Quem define a exigência: NBR 13714 ou Corpo de Bombeiros?
A exigência para cada ocupação parte da legislação e da Instrução Técnica do Corpo de Bombeiros competente. A NBR 13714 fornece os critérios técnicos para o sistema exigido. Por isso, tipo do sistema, processo de aprovação e eventuais requisitos complementares devem ser conferidos na IT estadual e no projeto aprovado.

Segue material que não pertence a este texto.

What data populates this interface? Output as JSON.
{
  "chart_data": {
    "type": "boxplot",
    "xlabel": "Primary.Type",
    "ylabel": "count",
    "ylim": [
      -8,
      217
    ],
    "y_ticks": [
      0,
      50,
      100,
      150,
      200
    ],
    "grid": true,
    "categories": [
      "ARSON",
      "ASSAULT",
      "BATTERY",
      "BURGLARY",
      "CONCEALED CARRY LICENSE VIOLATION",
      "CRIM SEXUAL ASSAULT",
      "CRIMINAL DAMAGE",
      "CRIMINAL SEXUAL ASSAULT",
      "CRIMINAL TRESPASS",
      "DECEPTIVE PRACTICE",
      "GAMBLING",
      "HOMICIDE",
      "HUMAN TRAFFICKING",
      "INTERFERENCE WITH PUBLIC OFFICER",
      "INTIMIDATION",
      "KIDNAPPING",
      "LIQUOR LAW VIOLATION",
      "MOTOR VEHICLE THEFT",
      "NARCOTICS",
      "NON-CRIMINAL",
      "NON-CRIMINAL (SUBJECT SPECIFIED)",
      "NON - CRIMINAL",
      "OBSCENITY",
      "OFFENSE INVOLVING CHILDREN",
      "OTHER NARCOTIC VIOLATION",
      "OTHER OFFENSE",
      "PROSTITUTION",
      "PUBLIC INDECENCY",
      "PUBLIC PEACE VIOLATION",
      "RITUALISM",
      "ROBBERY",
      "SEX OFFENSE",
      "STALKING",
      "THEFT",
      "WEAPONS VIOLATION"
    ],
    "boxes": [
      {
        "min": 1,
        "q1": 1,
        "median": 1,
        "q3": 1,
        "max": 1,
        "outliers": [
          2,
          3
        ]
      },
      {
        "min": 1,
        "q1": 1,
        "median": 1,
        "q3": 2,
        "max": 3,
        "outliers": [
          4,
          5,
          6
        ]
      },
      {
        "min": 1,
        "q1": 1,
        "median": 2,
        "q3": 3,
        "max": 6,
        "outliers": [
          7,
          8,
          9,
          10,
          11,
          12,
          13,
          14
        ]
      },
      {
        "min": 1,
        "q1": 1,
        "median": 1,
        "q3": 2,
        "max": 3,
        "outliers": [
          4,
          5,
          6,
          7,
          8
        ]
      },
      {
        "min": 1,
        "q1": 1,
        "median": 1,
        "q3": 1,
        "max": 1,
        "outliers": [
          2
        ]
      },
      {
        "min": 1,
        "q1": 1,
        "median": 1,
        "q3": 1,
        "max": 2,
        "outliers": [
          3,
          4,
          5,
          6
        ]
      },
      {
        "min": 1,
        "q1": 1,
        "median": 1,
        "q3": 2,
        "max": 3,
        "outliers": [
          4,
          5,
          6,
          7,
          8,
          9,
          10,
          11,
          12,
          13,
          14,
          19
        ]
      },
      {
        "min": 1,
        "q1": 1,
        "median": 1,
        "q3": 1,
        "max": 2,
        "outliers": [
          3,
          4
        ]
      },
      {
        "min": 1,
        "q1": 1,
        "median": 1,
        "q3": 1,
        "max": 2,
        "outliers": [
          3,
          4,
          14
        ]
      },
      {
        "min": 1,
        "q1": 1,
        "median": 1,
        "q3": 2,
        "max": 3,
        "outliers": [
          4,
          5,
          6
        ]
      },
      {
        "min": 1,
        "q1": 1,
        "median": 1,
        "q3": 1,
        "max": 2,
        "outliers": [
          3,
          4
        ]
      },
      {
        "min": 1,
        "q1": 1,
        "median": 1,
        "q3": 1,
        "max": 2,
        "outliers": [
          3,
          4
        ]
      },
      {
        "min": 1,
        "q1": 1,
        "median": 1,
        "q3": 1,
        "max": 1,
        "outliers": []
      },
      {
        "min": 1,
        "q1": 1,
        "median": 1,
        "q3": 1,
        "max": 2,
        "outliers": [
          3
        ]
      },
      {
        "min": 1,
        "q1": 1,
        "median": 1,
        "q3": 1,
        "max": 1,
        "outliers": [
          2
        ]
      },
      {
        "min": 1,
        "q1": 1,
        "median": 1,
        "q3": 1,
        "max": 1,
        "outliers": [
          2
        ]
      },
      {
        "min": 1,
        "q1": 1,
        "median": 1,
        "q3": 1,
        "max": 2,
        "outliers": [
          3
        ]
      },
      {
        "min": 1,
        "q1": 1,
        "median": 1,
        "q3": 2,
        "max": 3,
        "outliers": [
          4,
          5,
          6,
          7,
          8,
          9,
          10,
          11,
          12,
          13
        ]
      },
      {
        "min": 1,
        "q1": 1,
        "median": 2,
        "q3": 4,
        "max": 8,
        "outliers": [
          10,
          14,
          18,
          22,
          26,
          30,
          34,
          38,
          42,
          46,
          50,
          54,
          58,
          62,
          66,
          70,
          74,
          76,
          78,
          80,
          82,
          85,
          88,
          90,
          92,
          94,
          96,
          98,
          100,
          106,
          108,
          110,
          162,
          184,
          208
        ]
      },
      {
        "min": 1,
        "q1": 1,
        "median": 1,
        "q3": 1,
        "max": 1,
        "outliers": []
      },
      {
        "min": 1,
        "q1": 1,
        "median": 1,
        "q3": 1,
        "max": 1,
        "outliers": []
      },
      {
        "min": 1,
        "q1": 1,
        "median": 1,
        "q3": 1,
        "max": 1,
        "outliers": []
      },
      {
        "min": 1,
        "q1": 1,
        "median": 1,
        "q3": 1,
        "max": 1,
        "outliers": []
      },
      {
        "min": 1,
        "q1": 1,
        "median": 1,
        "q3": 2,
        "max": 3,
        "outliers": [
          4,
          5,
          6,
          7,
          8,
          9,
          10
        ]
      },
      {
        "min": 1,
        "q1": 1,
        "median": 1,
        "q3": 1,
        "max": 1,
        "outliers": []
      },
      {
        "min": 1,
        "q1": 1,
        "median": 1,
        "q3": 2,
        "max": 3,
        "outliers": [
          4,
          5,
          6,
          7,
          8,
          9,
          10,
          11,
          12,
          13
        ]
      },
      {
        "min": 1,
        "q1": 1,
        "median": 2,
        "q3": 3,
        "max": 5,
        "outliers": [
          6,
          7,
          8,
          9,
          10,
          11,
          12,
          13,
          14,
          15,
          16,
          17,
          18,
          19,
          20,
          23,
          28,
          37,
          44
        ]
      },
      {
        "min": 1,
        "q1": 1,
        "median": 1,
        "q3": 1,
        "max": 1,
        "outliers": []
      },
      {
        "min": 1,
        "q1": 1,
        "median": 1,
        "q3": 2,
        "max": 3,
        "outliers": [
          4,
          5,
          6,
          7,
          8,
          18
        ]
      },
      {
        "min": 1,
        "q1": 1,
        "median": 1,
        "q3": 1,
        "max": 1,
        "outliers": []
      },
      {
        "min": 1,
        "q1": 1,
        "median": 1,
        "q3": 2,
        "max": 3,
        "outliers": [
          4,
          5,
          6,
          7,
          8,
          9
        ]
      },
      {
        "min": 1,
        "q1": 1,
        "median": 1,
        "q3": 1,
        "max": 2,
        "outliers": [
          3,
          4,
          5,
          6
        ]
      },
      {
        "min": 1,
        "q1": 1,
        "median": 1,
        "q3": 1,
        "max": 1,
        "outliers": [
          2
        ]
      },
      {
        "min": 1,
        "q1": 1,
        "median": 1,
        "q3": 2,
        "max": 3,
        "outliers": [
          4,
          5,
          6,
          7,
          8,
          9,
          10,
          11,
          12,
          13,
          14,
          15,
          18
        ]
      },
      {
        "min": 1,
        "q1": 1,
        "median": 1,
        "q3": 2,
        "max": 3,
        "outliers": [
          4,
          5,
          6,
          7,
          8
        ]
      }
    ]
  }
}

Na prática, isso vale para a grande maioria das edificações que precisam de AVCB — condomínios residenciais e comerciais, galpões, indústrias, escolas, hospitais e shoppings. O projetista trabalha com as duas referências em conjunto: a IT estadual diz "o quê" e a norma diz "como" — a rede fixa de tubulação que alimenta hidrantes e mangotinhos, abastecida pela reserva técnica de incêndio e, na maioria dos projetos, pressurizada por um conjunto de bombas.
Qual é a diferença entre NBR 13714, NBR 10897, NBR 16704 e NFPA 20?
A NBR 13714 trata de hidrantes e mangotinhos; a NBR 10897, de sprinklers. A NBR 16704 e a NFPA 20 tratam dos conjuntos de bombas estacionárias usados nesses sistemas. A Instrução Técnica estadual conecta essas referências à classificação da ocupação e ao processo de aprovação.
Um mesmo empreendimento frequentemente precisa das quatro referências ao mesmo tempo: hidrantes para combate manual, sprinklers para supressão automática e o conjunto de bombas que pressuriza os dois sistemas — cada bloco com sua norma de projeto.
| Referência | Escopo |
|---|---|
| NBR 13714 | Hidrantes e mangotinhos |
| NBR 10897 | Sprinklers (chuveiros automáticos) |
| NBR 16704 | Conjuntos de bombas estacionárias |
| NFPA 20 | Instalação de bombas estacionárias de proteção contra incêndio |
| IT estadual | Exigência e aprovação da ocupação |
Quais são os tipos 1, 2 e 3 da NBR 13714?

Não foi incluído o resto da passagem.